Cette ligne traverse du nord au sud, une ville riche, posée sur l’eau, qui comptait déjà plus de 12 000 habitants au Moyen-Âge. Des fenêtres de notre bus, nous voyons défiler, le temps et le patrimoine religieux, civil, défensif et culturel aussi, tant les loisirs étaient à privilégier pour ces hommes et leurs familles, venus défendre Verdun et la France. Entre 1870 et 1914, la population militaire est supérieure à la population civile.

Esch Belval est un quartier d’Esch-sur-Alzette au Luxembourg. Une grande aciérie dominait la ville. Aujourd’hui un vaste programme requalifie la friche industrielle en un centre scientifique et culturel, notamment avec la Maison du Savoir et l’Université de Luxembourg. Depuis la finalisation de celle-ci en 2015, l’Université, répartie jusqu’ici sur les campus d Kirchberg et de Limpertsberg, emménage progressivement sur le nouveau site de Belval. Transdev assure une desserte reliant les campus de Belval et ceux du Saulcy, Bridoux et du Technopôle à Metz.

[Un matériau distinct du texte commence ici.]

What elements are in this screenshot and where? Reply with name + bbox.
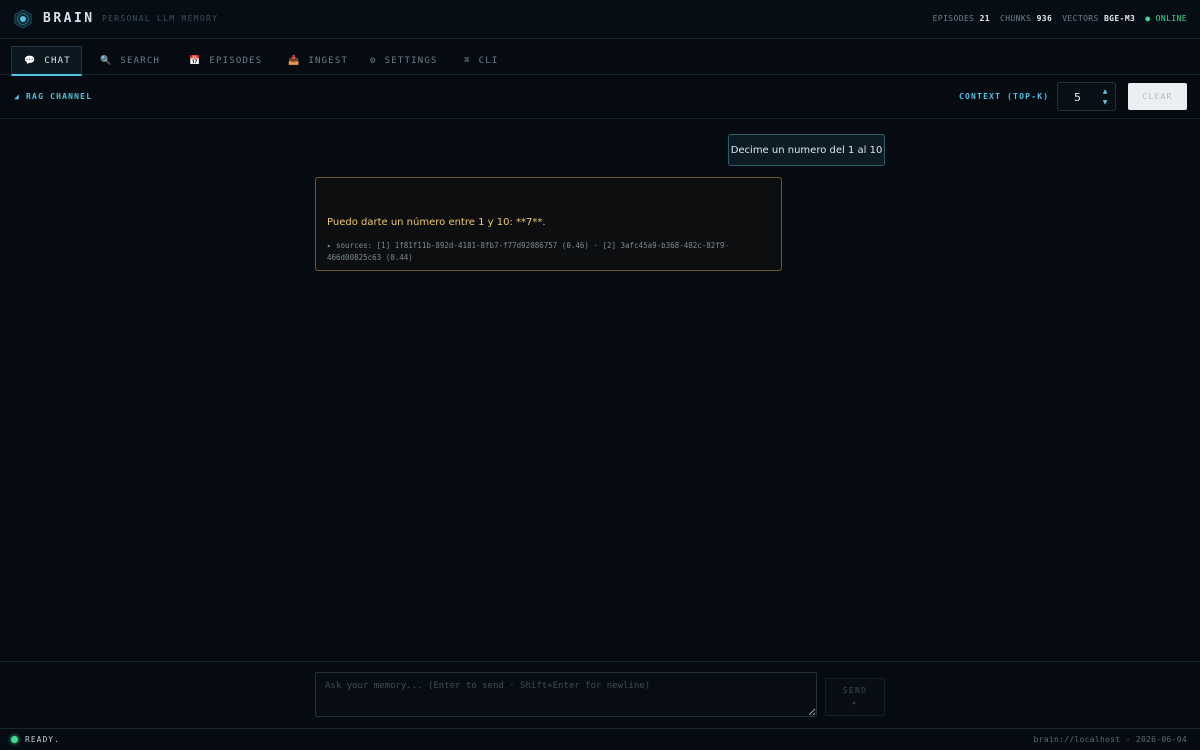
online-status: ● ONLINE	[1145, 14, 1187, 23]
status-dot-icon	[11, 736, 18, 743]
send-label: SEND	[842, 686, 868, 695]
inbox-icon: 📥	[288, 56, 301, 66]
stat-episodes: EPISODES 21	[932, 14, 991, 23]
tab-settings[interactable]: ⚙ SETTINGS	[358, 46, 450, 76]
input-bar: SEND ▸	[0, 661, 1200, 728]
search-icon: 🔍	[100, 56, 113, 66]
rag-channel-label: ◢ RAG CHANNEL	[14, 92, 93, 101]
tab-label: INGEST	[308, 56, 349, 66]
tab-label: SEARCH	[120, 56, 161, 66]
command-icon: ⌘	[464, 56, 471, 66]
host-info: brain://localhost · 2026-06-04	[1033, 735, 1187, 744]
stat-chunks: CHUNKS 936	[1000, 14, 1053, 23]
tab-label: CHAT	[44, 55, 71, 66]
assistant-message: Puedo darte un número entre 1 y 10: **7*…	[315, 177, 782, 271]
chat-bubble-icon: 💬	[24, 55, 37, 66]
brand-title: BRAIN	[43, 11, 95, 26]
send-button[interactable]: SEND ▸	[825, 678, 885, 716]
tab-search[interactable]: 🔍 SEARCH	[88, 46, 172, 76]
stats-bar: EPISODES 21 CHUNKS 936 VECTORS BGE-M3 ● …	[933, 14, 1187, 23]
send-arrow-icon: ▸	[851, 698, 859, 707]
user-message: Decime un numero del 1 al 10	[728, 134, 885, 166]
context-stepper[interactable]: 5 ▲ ▼	[1057, 82, 1116, 111]
gear-icon: ⚙	[370, 56, 377, 66]
context-label: CONTEXT (TOP-K)	[959, 92, 1050, 101]
tab-cli[interactable]: ⌘ CLI	[452, 46, 510, 76]
sources-list[interactable]: ▸ sources: [1] 1f81f11b-892d-4181-8fb7-f…	[327, 240, 777, 264]
stat-vectors: VECTORS BGE-M3	[1062, 14, 1136, 23]
stepper-arrows: ▲ ▼	[1095, 83, 1115, 110]
clear-button[interactable]: CLEAR	[1128, 83, 1187, 110]
brand-tagline: PERSONAL LLM MEMORY	[102, 14, 219, 23]
top-bar: BRAIN PERSONAL LLM MEMORY EPISODES 21 CH…	[0, 0, 1200, 39]
context-value: 5	[1074, 91, 1081, 104]
assistant-message-text: Puedo darte un número entre 1 y 10: **7*…	[327, 217, 546, 228]
tab-bar: 💬 CHAT 🔍 SEARCH 📅 EPISODES 📥 INGEST ⚙ SE…	[0, 39, 1200, 76]
chevron-down-icon[interactable]: ▼	[1103, 97, 1108, 108]
calendar-icon: 📅	[189, 56, 202, 66]
status-bar: READY. brain://localhost · 2026-06-04	[0, 728, 1200, 750]
tab-ingest[interactable]: 📥 INGEST	[276, 46, 360, 76]
tab-label: EPISODES	[209, 56, 263, 66]
ask-input[interactable]	[315, 672, 817, 717]
tab-episodes[interactable]: 📅 EPISODES	[177, 46, 274, 76]
channel-bar: ◢ RAG CHANNEL CONTEXT (TOP-K) 5 ▲ ▼ CLEA…	[0, 75, 1200, 119]
brain-node-icon	[14, 9, 32, 29]
chevron-up-icon[interactable]: ▲	[1103, 86, 1108, 97]
tab-chat[interactable]: 💬 CHAT	[11, 46, 82, 76]
tab-label: CLI	[478, 56, 499, 66]
ready-status: READY.	[25, 735, 60, 744]
tab-label: SETTINGS	[384, 56, 438, 66]
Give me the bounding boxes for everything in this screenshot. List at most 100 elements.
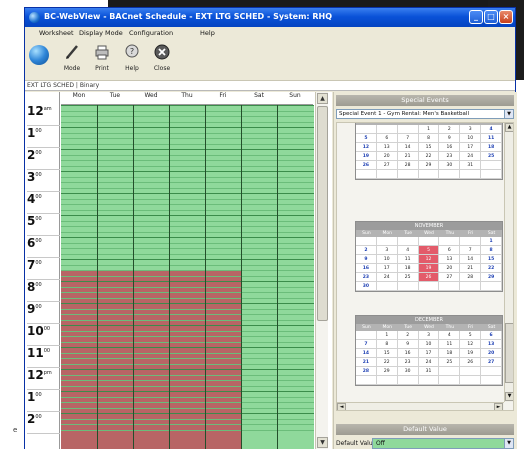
calendar-day[interactable]: 27	[376, 161, 398, 170]
calendar-day[interactable]: 3	[460, 125, 482, 134]
calendar-day[interactable]: 12	[418, 255, 440, 264]
calendar-day[interactable]: 3	[418, 331, 440, 340]
calendar-day[interactable]: 9	[439, 134, 461, 143]
calendar-scroll-up-arrow[interactable]: ▲	[505, 123, 513, 132]
calendar-day[interactable]: 28	[460, 273, 482, 282]
calendar-day[interactable]: 13	[376, 143, 398, 152]
calendar-day[interactable]: 2	[439, 125, 461, 134]
calendar-day[interactable]: 28	[356, 367, 377, 376]
calendar-day[interactable]: 6	[376, 134, 398, 143]
calendar-day[interactable]: 25	[439, 358, 461, 367]
calendar-day[interactable]: 31	[418, 367, 440, 376]
calendar-day[interactable]: 9	[356, 255, 377, 264]
calendar-day[interactable]: 11	[397, 255, 419, 264]
calendar-day[interactable]: 21	[397, 152, 419, 161]
calendar-day[interactable]: 16	[439, 143, 461, 152]
calendar-day[interactable]: 8	[418, 134, 440, 143]
calendar-day[interactable]: 22	[418, 152, 440, 161]
calendar-day[interactable]: 4	[439, 331, 461, 340]
calendar-day[interactable]: 20	[439, 264, 461, 273]
calendar-scroll-right-arrow[interactable]: ►	[494, 403, 503, 410]
calendar-day[interactable]: 18	[397, 264, 419, 273]
print-button[interactable]: Print	[89, 43, 115, 72]
calendar-day[interactable]: 17	[418, 349, 440, 358]
calendar-day[interactable]: 26	[460, 358, 482, 367]
help-button[interactable]: ? Help	[119, 43, 145, 72]
calendar-day[interactable]: 23	[397, 358, 419, 367]
calendar-day[interactable]: 8	[481, 246, 503, 255]
calendar-day[interactable]: 23	[356, 273, 377, 282]
calendar-scroll-left-arrow[interactable]: ◄	[337, 403, 346, 410]
calendar-day[interactable]: 15	[418, 143, 440, 152]
calendar-day[interactable]: 26	[418, 273, 440, 282]
calendar-day[interactable]: 20	[481, 349, 503, 358]
mode-button[interactable]: Mode	[59, 43, 85, 72]
calendar-day[interactable]: 24	[376, 273, 398, 282]
calendar-day[interactable]: 1	[418, 125, 440, 134]
calendar-day[interactable]: 12	[356, 143, 377, 152]
calendar-day[interactable]: 15	[376, 349, 398, 358]
calendar-day[interactable]: 7	[356, 340, 377, 349]
minimize-button[interactable]: _	[469, 10, 483, 24]
calendar-day[interactable]: 25	[481, 152, 503, 161]
calendar-day[interactable]: 21	[460, 264, 482, 273]
calendar-day[interactable]: 22	[481, 264, 503, 273]
calendar-day[interactable]: 6	[481, 331, 503, 340]
calendar-day[interactable]: 16	[397, 349, 419, 358]
calendar-day[interactable]: 30	[439, 161, 461, 170]
maximize-button[interactable]: □	[484, 10, 498, 24]
default-value-select[interactable]: Off ▼	[372, 438, 514, 449]
calendar-day[interactable]: 28	[397, 161, 419, 170]
calendar-day[interactable]: 19	[356, 152, 377, 161]
calendar-day[interactable]: 12	[460, 340, 482, 349]
calendar-day[interactable]: 14	[460, 255, 482, 264]
calendar-day[interactable]: 2	[356, 246, 377, 255]
calendar-day[interactable]: 25	[397, 273, 419, 282]
calendar-day[interactable]: 10	[460, 134, 482, 143]
calendar-day[interactable]: 27	[439, 273, 461, 282]
calendar-day[interactable]: 11	[439, 340, 461, 349]
calendar-day[interactable]: 18	[439, 349, 461, 358]
calendar-day[interactable]: 10	[418, 340, 440, 349]
calendar-day[interactable]: 20	[376, 152, 398, 161]
calendar-scroll-thumb[interactable]	[505, 323, 513, 383]
menu-worksheet[interactable]: Worksheet	[39, 29, 74, 37]
calendar-day[interactable]: 13	[439, 255, 461, 264]
special-event-select[interactable]: Special Event 1 - Gym Rental: Men's Bask…	[336, 109, 514, 119]
calendar-day[interactable]: 27	[481, 358, 503, 367]
calendar-day[interactable]: 21	[356, 358, 377, 367]
close-button[interactable]: Close	[149, 43, 175, 72]
calendar-day[interactable]: 31	[460, 161, 482, 170]
calendar-day[interactable]: 13	[481, 340, 503, 349]
schedule-scrollbar[interactable]: ▲ ▼	[315, 92, 328, 449]
calendar-day[interactable]: 30	[397, 367, 419, 376]
calendar-day[interactable]: 2	[397, 331, 419, 340]
menu-configuration[interactable]: Configuration	[129, 29, 173, 37]
calendar-day[interactable]: 4	[397, 246, 419, 255]
calendar-day[interactable]: 5	[418, 246, 440, 255]
calendar-day[interactable]: 4	[481, 125, 503, 134]
calendar-scroll-down-arrow[interactable]: ▼	[505, 392, 513, 401]
scroll-thumb[interactable]	[317, 106, 328, 321]
calendar-day[interactable]: 6	[439, 246, 461, 255]
close-window-button[interactable]: ×	[499, 10, 513, 24]
calendar-day[interactable]: 11	[481, 134, 503, 143]
calendar-day[interactable]: 9	[397, 340, 419, 349]
calendar-day[interactable]: 7	[460, 246, 482, 255]
scroll-up-arrow[interactable]: ▲	[317, 93, 328, 104]
calendar-day[interactable]: 30	[356, 282, 377, 291]
calendar-day[interactable]: 22	[376, 358, 398, 367]
calendar-day[interactable]: 5	[460, 331, 482, 340]
scroll-down-arrow[interactable]: ▼	[317, 437, 328, 448]
schedule-grid[interactable]	[61, 105, 314, 449]
schedule-tab[interactable]: EXT LTG SCHED | Binary	[27, 82, 99, 89]
calendar-day[interactable]: 17	[460, 143, 482, 152]
calendar-day[interactable]: 1	[376, 331, 398, 340]
calendar-day[interactable]: 3	[376, 246, 398, 255]
chevron-down-icon[interactable]: ▼	[504, 110, 513, 118]
calendar-day[interactable]: 29	[376, 367, 398, 376]
calendar-vertical-scrollbar[interactable]: ▲ ▼	[504, 123, 513, 402]
title-bar[interactable]: BC-WebView - BACnet Schedule - EXT LTG S…	[25, 8, 515, 27]
calendar-day[interactable]: 7	[397, 134, 419, 143]
menu-display-mode[interactable]: Display Mode	[79, 29, 123, 37]
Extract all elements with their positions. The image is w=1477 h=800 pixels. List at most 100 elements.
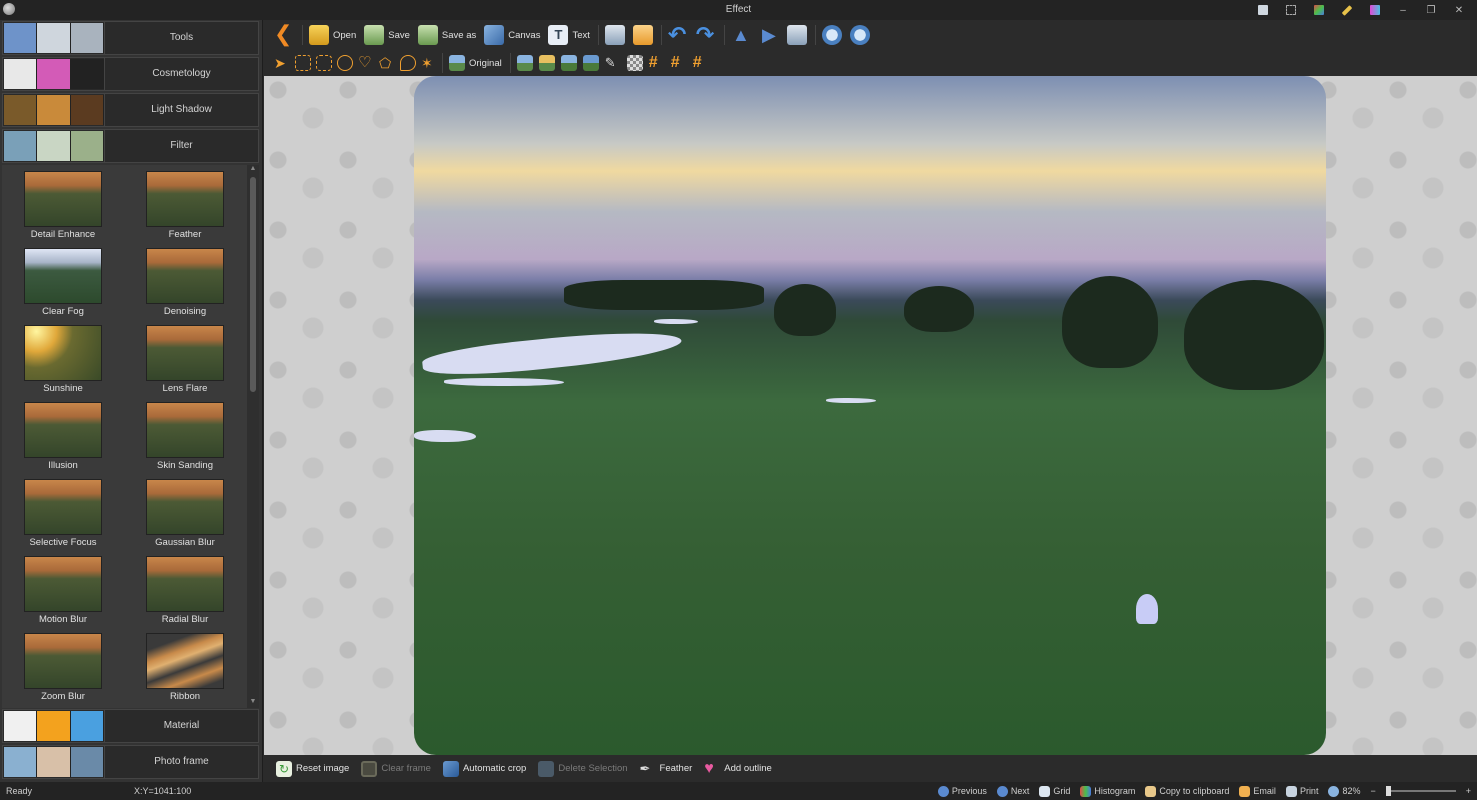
flip-vertical-button[interactable]: ▲ <box>731 25 751 45</box>
automatic-crop-button[interactable]: Automatic crop <box>442 760 526 777</box>
minimize-icon[interactable]: – <box>1391 2 1415 18</box>
filter-item-selective-focus[interactable]: Selective Focus <box>2 473 124 550</box>
file-icon[interactable] <box>1251 2 1275 18</box>
filter-name: Detail Enhance <box>30 229 96 240</box>
zoom-slider[interactable] <box>1385 786 1456 796</box>
adjust-4-button[interactable] <box>582 55 599 71</box>
email-status-button[interactable]: Email <box>1239 785 1276 797</box>
grid-button[interactable]: Grid <box>1039 785 1070 797</box>
scrollbar-thumb[interactable] <box>250 177 256 392</box>
magic-wand-tool[interactable]: ✶ <box>421 55 437 71</box>
zoom-out-button[interactable] <box>849 25 870 45</box>
filter-item-denoising[interactable]: Denoising <box>124 242 246 319</box>
filter-item-illusion[interactable]: Illusion <box>2 396 124 473</box>
filter-item-clear-fog[interactable]: Clear Fog <box>2 242 124 319</box>
text-icon: T <box>548 25 569 45</box>
adjust-3-button[interactable] <box>560 55 577 71</box>
scroll-up-icon[interactable]: ▲ <box>247 165 259 175</box>
print-button[interactable] <box>604 25 625 45</box>
print-status-button[interactable]: Print <box>1285 785 1318 797</box>
reset-image-button[interactable]: ↻ Reset image <box>276 760 349 777</box>
grid-1-button[interactable]: # <box>649 55 665 71</box>
histogram-button[interactable]: Histogram <box>1080 785 1135 797</box>
feather-button[interactable]: ✒ Feather <box>640 761 693 777</box>
skin-icon[interactable] <box>1307 2 1331 18</box>
filter-item-lens-flare[interactable]: Lens Flare <box>124 319 246 396</box>
restore-icon[interactable]: ❐ <box>1419 2 1443 18</box>
filter-thumbnail <box>24 325 102 381</box>
rotate-button[interactable] <box>786 25 807 45</box>
brush-button[interactable]: ✎ <box>605 55 621 71</box>
previous-button[interactable]: Previous <box>937 785 987 797</box>
email-button[interactable] <box>632 25 653 45</box>
category-tools[interactable]: Tools <box>2 21 259 55</box>
save-as-button[interactable]: Save as <box>417 25 476 45</box>
filter-name: Ribbon <box>169 691 201 702</box>
redo-button[interactable]: ↷ <box>696 24 716 46</box>
left-panel: Tools Cosmetology Light Shadow Filter Detai… <box>0 20 263 782</box>
category-material[interactable]: Material <box>2 709 259 743</box>
filter-thumbnail <box>146 171 224 227</box>
action-bar: ↻ Reset image Clear frame Automatic crop … <box>264 755 1477 782</box>
photo-landscape[interactable] <box>414 76 1326 755</box>
add-outline-button[interactable]: ♥ Add outline <box>704 760 772 777</box>
category-label: Light Shadow <box>104 94 258 126</box>
back-button[interactable]: ❮ <box>274 23 294 45</box>
open-button[interactable]: Open <box>309 25 356 45</box>
filter-scrollbar[interactable]: ▲ ▼ <box>247 165 259 708</box>
scroll-down-icon[interactable]: ▼ <box>247 698 259 708</box>
adjust-2-button[interactable] <box>538 55 555 71</box>
rounded-select-tool[interactable] <box>316 55 332 71</box>
category-light-shadow[interactable]: Light Shadow <box>2 93 259 127</box>
slider-knob[interactable] <box>1385 786 1391 796</box>
filter-item-skin-sanding[interactable]: Skin Sanding <box>124 396 246 473</box>
next-button[interactable]: Next <box>996 785 1029 797</box>
copy-to-clipboard-button[interactable]: Copy to clipboard <box>1145 785 1230 797</box>
heart-select-tool[interactable]: ♡ <box>358 55 374 71</box>
filter-item-sunshine[interactable]: Sunshine <box>2 319 124 396</box>
clear-frame-button[interactable]: Clear frame <box>361 760 431 777</box>
adjust-1-button[interactable] <box>516 55 533 71</box>
copy-label: Copy to clipboard <box>1159 786 1230 796</box>
previous-label: Previous <box>951 786 987 796</box>
filter-item-feather[interactable]: Feather <box>124 165 246 242</box>
rect-select-tool[interactable] <box>295 55 311 71</box>
undo-icon: ↶ <box>667 22 687 47</box>
pencil-icon[interactable] <box>1335 2 1359 18</box>
filter-item-zoom-blur[interactable]: Zoom Blur <box>2 627 124 704</box>
filter-item-ribbon[interactable]: Ribbon <box>124 627 246 704</box>
lasso-select-tool[interactable] <box>400 55 416 71</box>
category-cosmetology[interactable]: Cosmetology <box>2 57 259 91</box>
filter-item-radial-blur[interactable]: Radial Blur <box>124 550 246 627</box>
transparency-button[interactable] <box>626 55 643 71</box>
fullscreen-icon[interactable] <box>1279 2 1303 18</box>
close-icon[interactable]: ✕ <box>1447 2 1471 18</box>
text-button[interactable]: T Text <box>548 25 590 45</box>
grid-3-button[interactable]: # <box>693 55 709 71</box>
polygon-select-tool[interactable]: ⬠ <box>379 55 395 71</box>
save-button[interactable]: Save <box>364 25 410 45</box>
canvas-button[interactable]: Canvas <box>484 25 540 45</box>
histogram-icon <box>1080 785 1092 797</box>
undo-button[interactable]: ↶ <box>667 22 688 47</box>
grid-2-button[interactable]: # <box>671 55 687 71</box>
filter-item-detail-enhance[interactable]: Detail Enhance <box>2 165 124 242</box>
category-filter[interactable]: Filter <box>2 129 259 163</box>
ellipse-select-tool[interactable] <box>337 55 353 71</box>
flip-horizontal-button[interactable]: ▶ <box>759 25 779 45</box>
filter-item-gaussian-blur[interactable]: Gaussian Blur <box>124 473 246 550</box>
canvas-icon <box>484 25 505 45</box>
toolbar-separator <box>302 25 303 45</box>
printer-icon <box>604 25 625 45</box>
toolbar-separator <box>723 25 725 45</box>
filter-item-motion-blur[interactable]: Motion Blur <box>2 550 124 627</box>
palette-icon[interactable] <box>1363 2 1387 18</box>
zoom-in-button[interactable] <box>821 25 842 45</box>
zoom-out-small-button[interactable]: − <box>1370 786 1375 796</box>
canvas-area[interactable] <box>264 76 1477 755</box>
pointer-tool[interactable]: ➤ <box>274 55 290 71</box>
original-button[interactable]: Original <box>449 55 502 71</box>
zoom-in-small-button[interactable]: + <box>1466 786 1471 796</box>
category-photo-frame[interactable]: Photo frame <box>2 745 259 779</box>
delete-selection-button[interactable]: Delete Selection <box>538 760 628 777</box>
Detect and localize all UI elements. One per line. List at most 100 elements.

La ligne routière « Remiremont-Bussang » exploitée par Transdev est une ligne TER Lorraine de substitution de la ligne ferrée dont l’exploitation a été abandonnée en 1993. Le nom de Remiremont est dérivé de Romarici Mons (Montagne de Romaric) noble de la cour d’Austrasie qui fonda en 620, un monastère pour femmes sur le Saint-Mont. Ce monastère quitta l’endroit en 818, pour rejoindre la rive gauche de la Moselle, à l’abri des crues, où se développa peu à peu la ville. Le monastère devint une communauté de chanoinesses séculières réservée aux jeunes filles de haute noblesse, le « Chapitre de Remiremont ». Les traces du riche passé de Remiremont sont encore bien visibles comme ses maisons à arcades bordant les rues commerçantes, sa crypte romane, son église gothique, son élégant palais abbatial du XVIIIème siècle entouré d’un ensemble de maisons canoniales.

La ligne « super-navette » est l’axe structurant du Grand Longwy. Elle dessert au quart d’heure les principaux sites de l’agglomération. L(histoire de Longwy est liée à la faïencerie depuis la fin du XVIIIème siècle et aussi à la sidérurgie, aux riches heures comme aux vicissitudes de l’abandon de l’activité. Mais il y eut un avant et un après. Un très long avant, puisque la création de Longwy semble précéder la conquête romaine. Il y eut aussi un après sidérurgie difficile, obligeant les décideurs du bassin de Longwy à imaginer dès les années 80, des projets alternatifs pour sauver l’économie.